Officials briefed reporters today during an Ohio River Basin Drought Assessment.
"We've been on  strecth of many months of above normal temperatures that brought us some record highs through the spring and then more record highs through the summer months.  We expect that to continue into August, but we don't think the temperature extremes will be quite as significant as we saw during June and July when temperatures were exceeding 100 degrees across much of the area," said Jim Noel with the National Weather Service office in Wilmington.
Noel had plenty to say about the drought in downriver portions of the Ohio River Valley but pointed out our area generally is not having too much of a problem.
"We definitely appear like we are in the bottoming process of this drought.  It's just going to be a slow road to improvement, it's not going to happen overnight.  Therefore we still expect the drought conditions to persist but we could get some moderation in that drought as we go into the fall," said Noel.
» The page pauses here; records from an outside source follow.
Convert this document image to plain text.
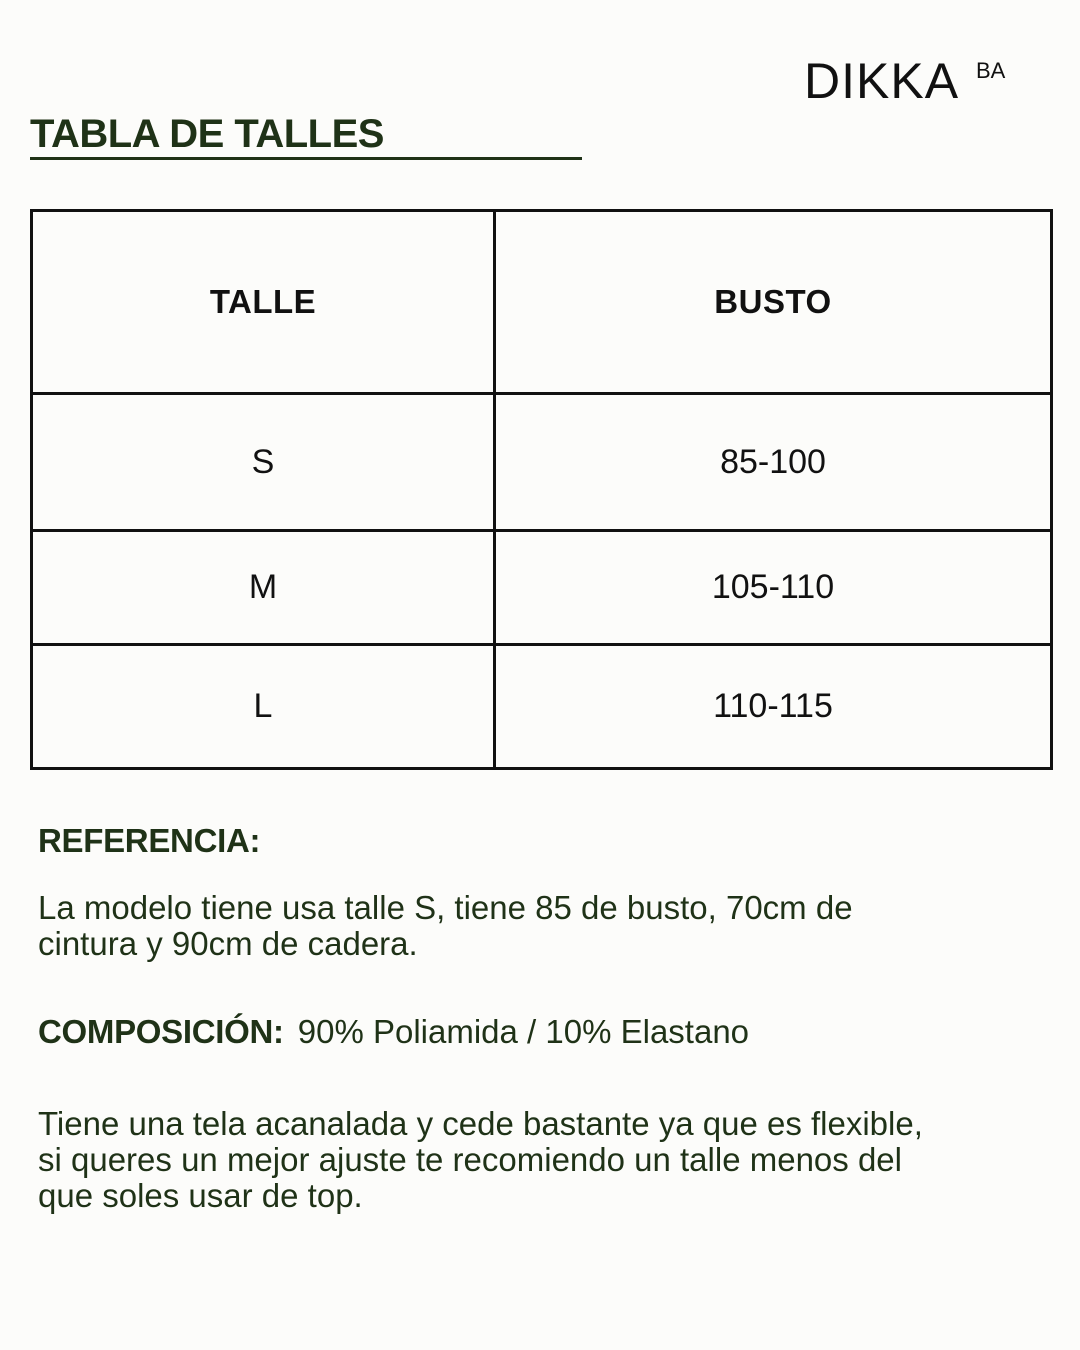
DIKKA BA
TABLA DE TALLES
TALLE	BUSTO
S	85-100
M	105-110
L	110-115
REFERENCIA:
La modelo tiene usa talle S, tiene 85 de busto, 70cm de cintura y 90cm de cadera.
COMPOSICIÓN: 90% Poliamida / 10% Elastano
Tiene una tela acanalada y cede bastante ya que es flexible, si queres un mejor ajuste te recomiendo un talle menos del que soles usar de top.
Ohio is experiencing the 10th driest year on record, but Noel says the worst seems to be behind us.
"It takes a while to get into droughts and it takes a while to get out.  You can get short term rainfall that will green up grasses, bring out the weeds and that, but that doesn't necessarily mean that just like that, all the hydrologic systems, including the river systems and the reservoirs are totally recharged in the matter of a day," said Noel.
Last year was a whole different story: 2011 was the wettest year on record for Ohio.